Ippolito Visconti Author Automotive
Stellantis is pumping $13 billion into US production, reopening shuttered plants, and hiring thousands after years of mass layoffs.
stellantis US plant

There’s a particular kind of corporate courage in announcing a historic hiring spree just a year after cutting nearly 50,000 jobs worldwide. But that’s exactly where Stellantis finds itself today, and frankly, it’s hard not to admire the audacity.

Under the leadership of CEO Antonio Filosa, Stellantis has unveiled a $13 billion investment plan in the United States, with the stated goal of boosting American vehicle production by 50% within four years. That’s a declaration of intent delivered with a sledgehammer.

stellantis US plant

The numbers are hard to ignore. More than 10,000 new jobs are expected globally, with around 4,700 of those earmarked for North America in 2025 alone. The Windsor Assembly Plant in Canada has already activated a third shift, adding over 1,000 workers with projections to hit 1,500 by early 2026.

For a group that spent the better part of the last few years thinning its workforce to near-surgical levels, this is a remarkable reversal. The kind that makes you wonder whether the previous strategy was a plan or just panic dressed up in PowerPoint slides.
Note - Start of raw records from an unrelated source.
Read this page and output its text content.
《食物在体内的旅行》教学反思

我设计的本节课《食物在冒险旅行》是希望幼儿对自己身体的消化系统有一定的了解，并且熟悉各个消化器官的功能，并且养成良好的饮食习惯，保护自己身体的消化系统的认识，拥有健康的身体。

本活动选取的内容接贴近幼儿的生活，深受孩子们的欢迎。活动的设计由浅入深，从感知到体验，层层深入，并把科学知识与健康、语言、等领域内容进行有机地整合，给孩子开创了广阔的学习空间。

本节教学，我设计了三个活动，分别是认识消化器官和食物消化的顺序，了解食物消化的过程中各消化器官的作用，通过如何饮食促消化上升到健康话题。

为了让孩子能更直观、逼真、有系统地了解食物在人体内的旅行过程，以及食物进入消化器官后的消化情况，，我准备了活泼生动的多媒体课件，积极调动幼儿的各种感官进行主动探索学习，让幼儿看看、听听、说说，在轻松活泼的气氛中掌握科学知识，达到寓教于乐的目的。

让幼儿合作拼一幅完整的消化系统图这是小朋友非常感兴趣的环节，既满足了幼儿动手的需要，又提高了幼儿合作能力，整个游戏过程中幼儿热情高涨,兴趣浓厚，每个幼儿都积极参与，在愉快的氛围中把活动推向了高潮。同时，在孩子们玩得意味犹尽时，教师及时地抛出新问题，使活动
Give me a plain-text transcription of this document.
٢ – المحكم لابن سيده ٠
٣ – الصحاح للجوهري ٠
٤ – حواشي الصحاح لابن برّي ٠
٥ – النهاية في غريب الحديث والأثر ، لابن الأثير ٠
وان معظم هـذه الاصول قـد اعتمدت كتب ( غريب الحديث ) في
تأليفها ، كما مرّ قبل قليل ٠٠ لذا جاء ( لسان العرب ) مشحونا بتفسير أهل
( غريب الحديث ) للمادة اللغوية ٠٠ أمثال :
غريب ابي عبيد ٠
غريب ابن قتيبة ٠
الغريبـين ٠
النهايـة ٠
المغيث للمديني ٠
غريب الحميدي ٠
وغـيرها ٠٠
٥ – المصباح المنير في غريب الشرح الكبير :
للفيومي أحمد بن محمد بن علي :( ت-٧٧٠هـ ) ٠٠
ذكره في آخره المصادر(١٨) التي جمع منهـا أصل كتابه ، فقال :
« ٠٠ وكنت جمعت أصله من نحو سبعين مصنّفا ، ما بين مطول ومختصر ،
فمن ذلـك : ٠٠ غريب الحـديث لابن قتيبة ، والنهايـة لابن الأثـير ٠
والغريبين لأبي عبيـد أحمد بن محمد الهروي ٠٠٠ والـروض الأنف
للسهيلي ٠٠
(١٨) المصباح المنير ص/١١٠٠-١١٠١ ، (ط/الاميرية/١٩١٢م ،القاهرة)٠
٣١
On the US side, the industrial roadmap reads like a Midwestern comeback tour. Belvidere, Illinois, shuttered and largely forgotten, will reopen to build two new Jeep models. Toledo, Ohio gets a midsize pickup. Warren, Michigan is slated for a hybrid SUV. And Detroit, perhaps fittingly, will be the birthplace of the new Dodge Durango. Five new models in total, backed by 19 product initiatives spanning conventional powertrains, hybrids, and range-extender vehicles.

stellantis US plant

That last point matters more than it might seem. Stellantis isn’t betting everything on full electrification, it’s hedging intelligently across multiple propulsion technologies, which, given how unpredictably the EV market has behaved lately, looks less like indecision and more like survival instinct.

The ambition is real. Whether the execution matches it is the only question worth asking, and the next four years will answer it with ruthless precision.